1.3 Recommendations of respective theories
1.3.1 Keynes recommendations
Keynes has been considered by Lionel Robbins, director of the
London School of Economics such as thinking “that when free markets
were left to their own devices, this sometimes caused economic slumps,
and that decisive government action was needed to pull the economy
back to an equilibrium state of full employment, as heresy.” Mikko I
Arevuo (3 April 2012).
On the opposite side the Austrian economists thought was that
“free markets, driven by people’s choices tended to adjust to equilibrium if
left alone, and free from government intervention.” Mikko I Arevuo (3
April 2012).
Keynes has writes an economic model called “The General Theory”
published in 1936. In this work, the economist deals with the
employment, monetary policy and management of the interest rates.

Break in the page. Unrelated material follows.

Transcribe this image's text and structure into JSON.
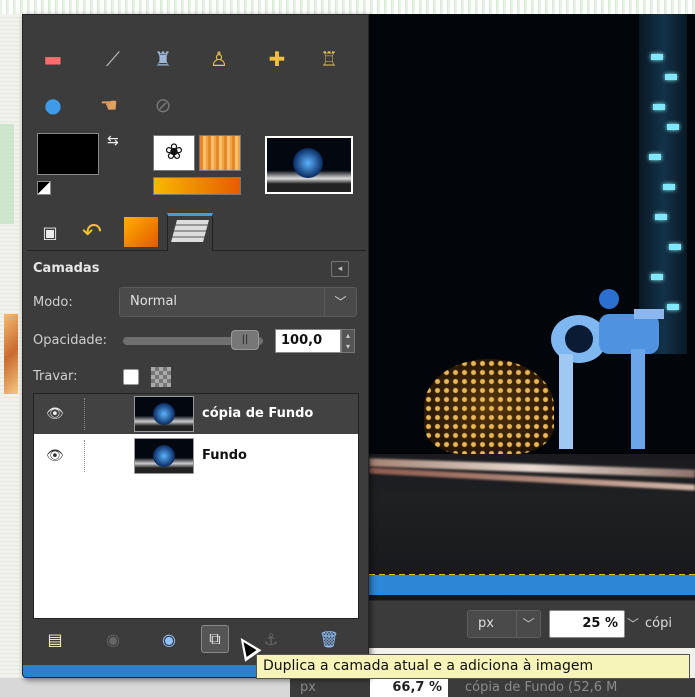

John Maynard Keynes argues that “total demand determines the
employment level in the economy, and the existence of unemployment
indicates that aggregate demand is insufficient to employ all factors of
production.” Mikko I Arevuo (3 April 2012). His hypothesis remains that
the capitalism system leads to enough demand level in order to sustain
full employment. Then, Keynes brings up that the public sector has to
control the economy spending in order to solve this lack.
Hence, he lists few recommendations about the well management
on the unemployment field. First, the interest rates have to be reduced as
much as it will necessary in order to boost the private investment.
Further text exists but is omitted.